Sécurité sanitaire et qualité des aliments

FAO co-organizes workshop in Lao PDR to enhance use of food consumption data

17/08/2021

FAO led a 3-week training course – with 25 participants gathered in Vientiane, Lao PDR and others on Zoom – in July 2021 to explain how to use dietary data. The attendees, included representatives from the Ministry of Health - the Lao Tropical and Public Health Institute (Lao-TPHI), Nutrition Center, Department of Hygiene and Health Promotion, and the University of Health Sciences, all of whom will be able to use the techniques to support evidence-based policymaking. 

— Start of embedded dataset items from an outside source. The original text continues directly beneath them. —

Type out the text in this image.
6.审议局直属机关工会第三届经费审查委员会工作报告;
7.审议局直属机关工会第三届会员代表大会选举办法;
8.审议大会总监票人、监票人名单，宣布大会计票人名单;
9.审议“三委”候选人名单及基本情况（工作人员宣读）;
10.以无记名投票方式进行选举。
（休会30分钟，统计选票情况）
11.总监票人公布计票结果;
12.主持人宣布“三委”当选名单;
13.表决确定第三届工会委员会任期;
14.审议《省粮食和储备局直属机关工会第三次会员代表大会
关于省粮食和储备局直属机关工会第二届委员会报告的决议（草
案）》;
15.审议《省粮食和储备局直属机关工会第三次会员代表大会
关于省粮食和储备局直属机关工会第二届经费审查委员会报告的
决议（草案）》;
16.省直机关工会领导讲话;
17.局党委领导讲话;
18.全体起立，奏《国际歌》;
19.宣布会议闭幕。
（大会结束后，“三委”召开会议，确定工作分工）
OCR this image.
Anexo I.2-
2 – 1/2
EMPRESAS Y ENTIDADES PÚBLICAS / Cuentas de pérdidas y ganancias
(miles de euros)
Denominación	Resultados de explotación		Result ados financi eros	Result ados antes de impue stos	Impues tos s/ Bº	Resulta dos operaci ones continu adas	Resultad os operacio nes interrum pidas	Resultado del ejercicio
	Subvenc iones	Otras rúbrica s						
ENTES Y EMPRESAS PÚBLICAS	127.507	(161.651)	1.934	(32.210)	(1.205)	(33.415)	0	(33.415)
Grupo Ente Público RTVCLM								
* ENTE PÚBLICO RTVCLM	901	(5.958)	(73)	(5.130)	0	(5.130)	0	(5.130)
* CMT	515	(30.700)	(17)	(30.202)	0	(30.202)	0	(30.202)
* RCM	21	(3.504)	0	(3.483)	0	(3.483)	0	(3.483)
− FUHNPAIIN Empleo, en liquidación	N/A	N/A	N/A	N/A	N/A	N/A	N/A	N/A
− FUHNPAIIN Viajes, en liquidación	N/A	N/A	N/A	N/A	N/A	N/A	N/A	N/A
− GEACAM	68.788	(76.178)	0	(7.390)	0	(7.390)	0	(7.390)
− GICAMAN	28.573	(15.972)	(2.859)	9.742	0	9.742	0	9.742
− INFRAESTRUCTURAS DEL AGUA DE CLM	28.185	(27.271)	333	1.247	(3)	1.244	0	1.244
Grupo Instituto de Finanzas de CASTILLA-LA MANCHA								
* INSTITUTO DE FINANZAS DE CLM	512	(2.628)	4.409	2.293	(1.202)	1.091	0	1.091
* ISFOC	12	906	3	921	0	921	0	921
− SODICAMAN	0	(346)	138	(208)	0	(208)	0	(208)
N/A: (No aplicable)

The overall purpose of the training was to make the best use of data that had been gathered in a nation-wide food consumption survey conducted in 2016-2017, and has since been integrated in the FAO/WHO Global Individual Food consumption data Tool (FAO/WHO GIFT). The course, led by the Nutrition Assessment team of the Food and Nutrition Division, included sessions delivered by specialists in nutrition, food policy and food safety.

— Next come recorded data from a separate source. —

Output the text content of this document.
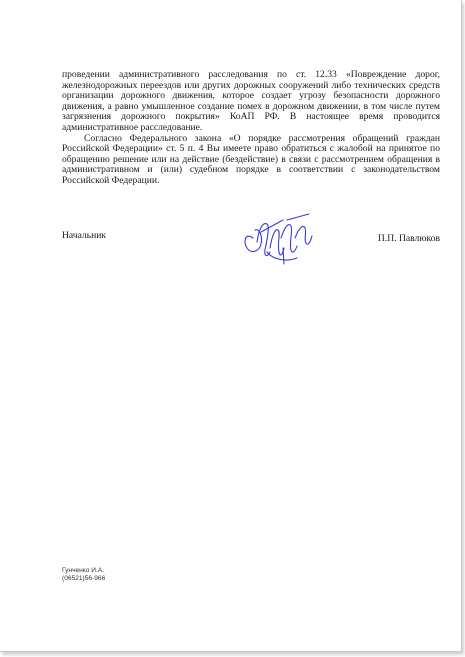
проведении административного расследования по ст. 12.33 «Повреждение дорог, железнодорожных переездов или других дорожных сооружений либо технических средств организации дорожного движения, которое создает угрозу безопасности дорожного движения, а равно умышленное создание помех в дорожном движении, в том числе путем загрязнения дорожного покрытия» КоАП РФ. В настоящее время проводится административное расследование.

Согласно Федерального закона «О порядке рассмотрения обращений граждан Российской Федерации» ст. 5 п. 4 Вы имеете право обратиться с жалобой на принятое по обращению решение или на действие (бездействие) в связи с рассмотрением обращения в административном и (или) судебном порядке в соответствии с законодательством Российской Федерации.

Начальник	П.П. Павлюков
Гунченко И.А.
(06521)56-966
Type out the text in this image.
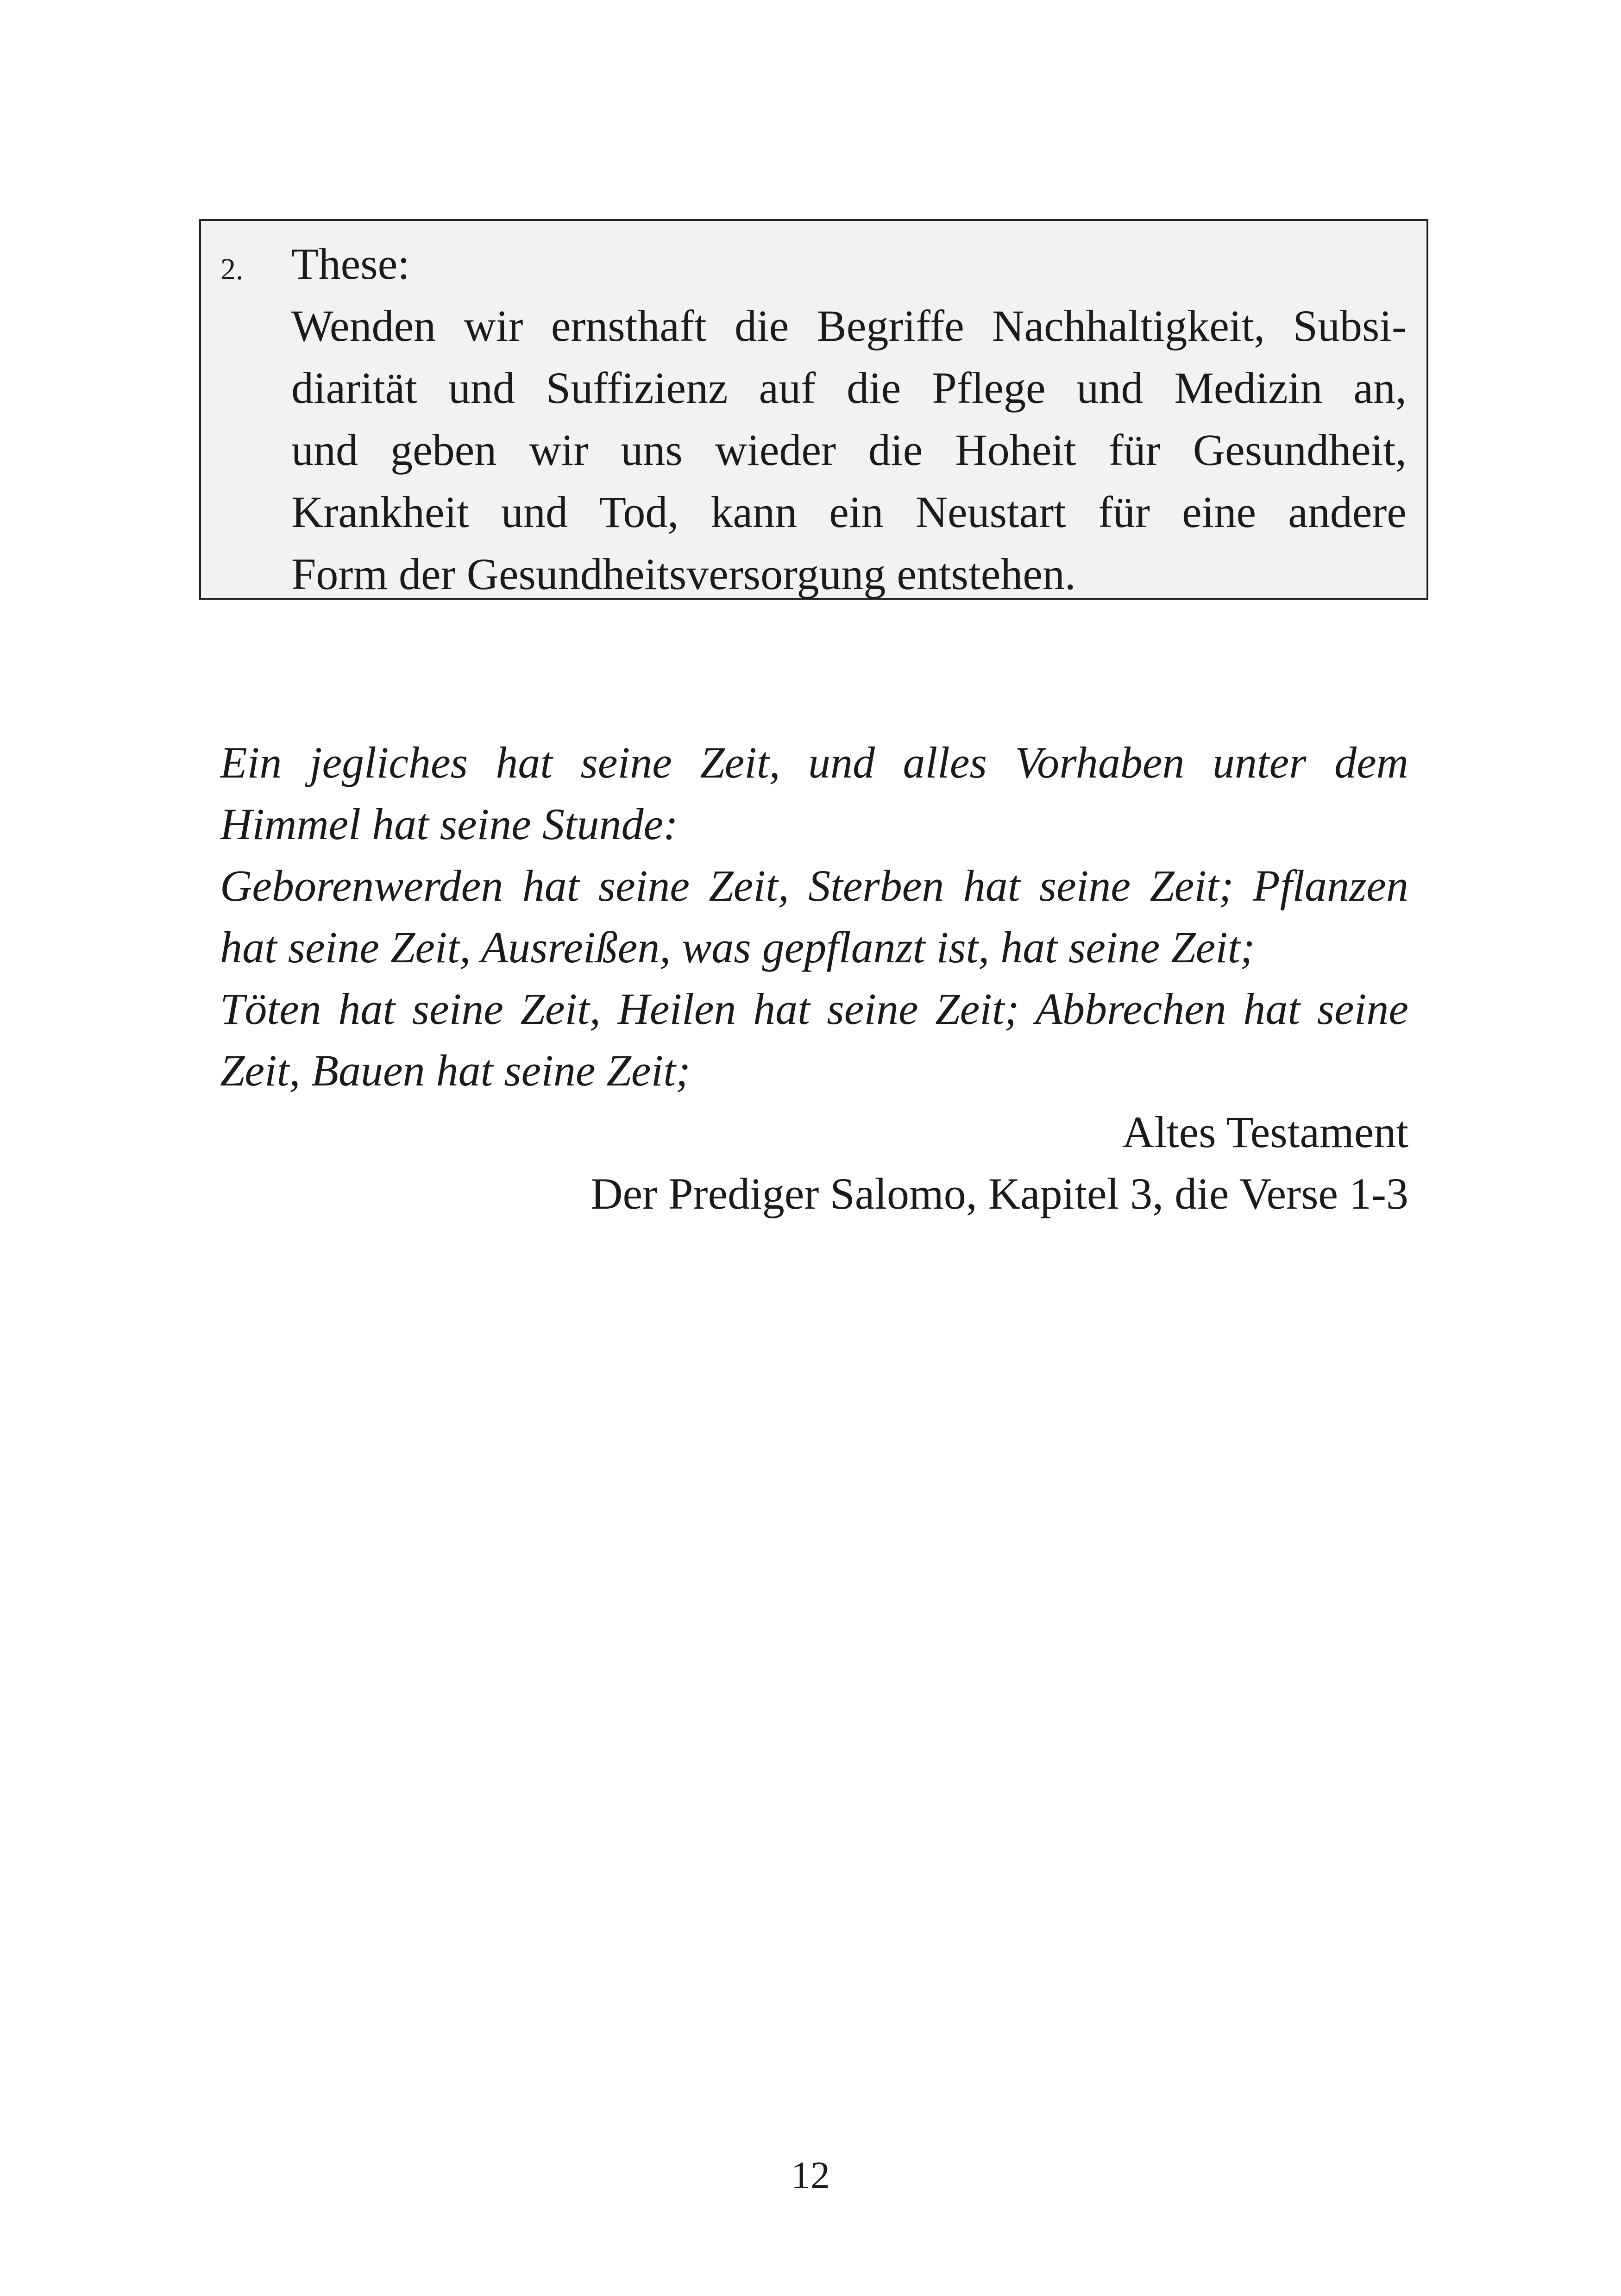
2. These:
Wenden wir ernsthaft die Begriffe Nachhaltigkeit, Subsi-
diarität und Suffizienz auf die Pflege und Medizin an,
und geben wir uns wieder die Hoheit für Gesundheit,
Krankheit und Tod, kann ein Neustart für eine andere
Form der Gesundheitsversorgung entstehen.
Ein jegliches hat seine Zeit, und alles Vorhaben unter dem
Himmel hat seine Stunde:
Geborenwerden hat seine Zeit, Sterben hat seine Zeit; Pflanzen
hat seine Zeit, Ausreißen, was gepflanzt ist, hat seine Zeit;
Töten hat seine Zeit, Heilen hat seine Zeit; Abbrechen hat seine
Zeit, Bauen hat seine Zeit;
Altes Testament
Der Prediger Salomo, Kapitel 3, die Verse 1-3
12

Food safety specialists can use the data to perform dietary exposure assessment to chemicals. The use of microdata allows for more refined assessments, supporting the identification of risk management options for the most vulnerable populations groups.

The food safety session was designed for participants to learn how to:

  • Describe the possible uses of dietary data in FAO/WHO GIFT for food safety analyses;
  • Describe the risk assessment process and how food consumption data support dietary exposure assessment to human health hazards;
  • Understand the potential of the Lao PDR data and identify opportunities in the region for improving food safety.

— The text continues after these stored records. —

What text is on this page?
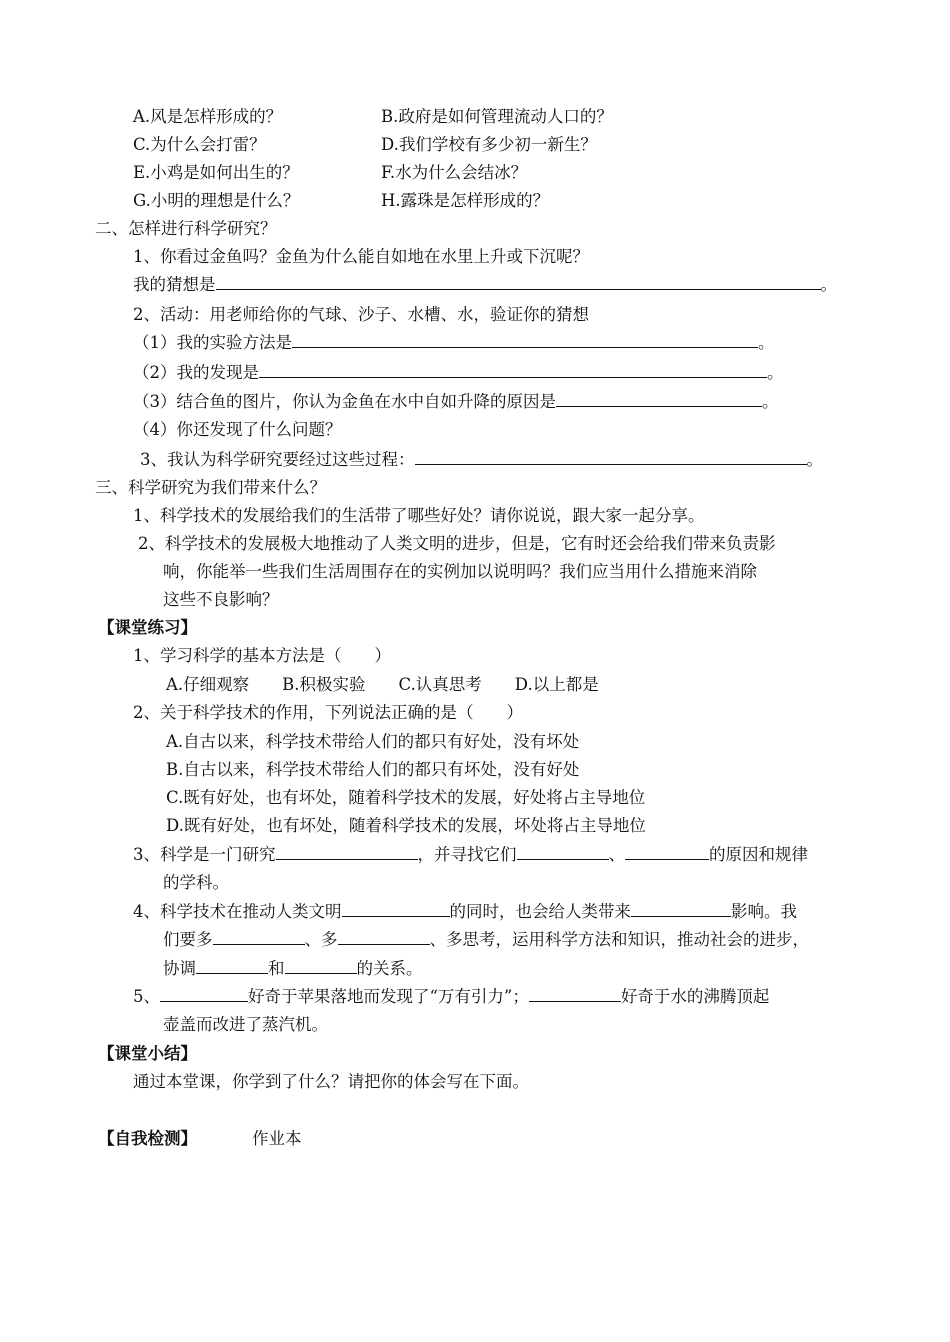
A.风是怎样形成的？	B.政府是如何管理流动人口的？
C.为什么会打雷？	D.我们学校有多少初一新生？
E.小鸡是如何出生的？	F.水为什么会结冰？
G.小明的理想是什么？	H.露珠是怎样形成的？
二、怎样进行科学研究？
1、你看过金鱼吗？金鱼为什么能自如地在水里上升或下沉呢？
我的猜想是	。
2、活动：用老师给你的气球、沙子、水槽、水，验证你的猜想
（1）我的实验方法是	。
（2）我的发现是	。
（3）结合鱼的图片，你认为金鱼在水中自如升降的原因是	。
（4）你还发现了什么问题？
3、我认为科学研究要经过这些过程：	。
三、科学研究为我们带来什么？
1、科学技术的发展给我们的生活带了哪些好处？请你说说，跟大家一起分享。
2、科学技术的发展极大地推动了人类文明的进步，但是，它有时还会给我们带来负责影
响，你能举一些我们生活周围存在的实例加以说明吗？我们应当用什么措施来消除
这些不良影响？
【课堂练习】
1、学习科学的基本方法是（　　）
A.仔细观察　　B.积极实验　　C.认真思考　　D.以上都是
2、关于科学技术的作用，下列说法正确的是（　　）
A.自古以来，科学技术带给人们的都只有好处，没有坏处
B.自古以来，科学技术带给人们的都只有坏处，没有好处
C.既有好处，也有坏处，随着科学技术的发展，好处将占主导地位
D.既有好处，也有坏处，随着科学技术的发展，坏处将占主导地位
3、科学是一门研究	，并寻找它们	、	的原因和规律
的学科。
4、科学技术在推动人类文明	的同时，也会给人类带来	影响。我
们要多	、多	、多思考，运用科学方法和知识，推动社会的进步，
协调	和	的关系。
5、	好奇于苹果落地而发现了“万有引力”；	好奇于水的沸腾顶起
壶盖而改进了蒸汽机。
【课堂小结】
通过本堂课，你学到了什么？请把你的体会写在下面。
【自我检测】	作业本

Prior to the session participants were asked to provide their opinion and select the three most prevalent food safety hazards in the country, from a list of a possible ten hazards. When the results from all participants were reviewed, the top four responses were: organosphate pesticides, Salmonella spp, aflatoxin B1 and lead. “We started the discussion with their perceptions of risk,” said Luc Ingenbleek, FAO Food Safety Specialist. “Now in order to understand how accurate their estimates are, they will need to conduct specific studies, combining their food consumption data with data on the occurrence of hazards in their food,” he pointed out.

Panpilad Saikaew, from the FAO Regional Office for Asia and the Pacific, illustrated how to use consumption data to set maximum residues limits (MRLs) for pesticides by sharing an example of lambda cyhalothrin in basil. “The risk assessment has to be conducted to ensure the levels are safe for consumer health,” she said, emphasizing the need for consumption data as well as supervised residue trial data to conduct an exposure assessment. 

After the workshop, all of the participants indicated in an evaluation that their training goals were fully or partly achieved. All of the participants responded that they were either somewhat likely or very likely to use the individual quantitative food consumption data generated in Lao PDR to carry out an exposure assessment, proving the success of the session highlighting the importance of food safety analyses.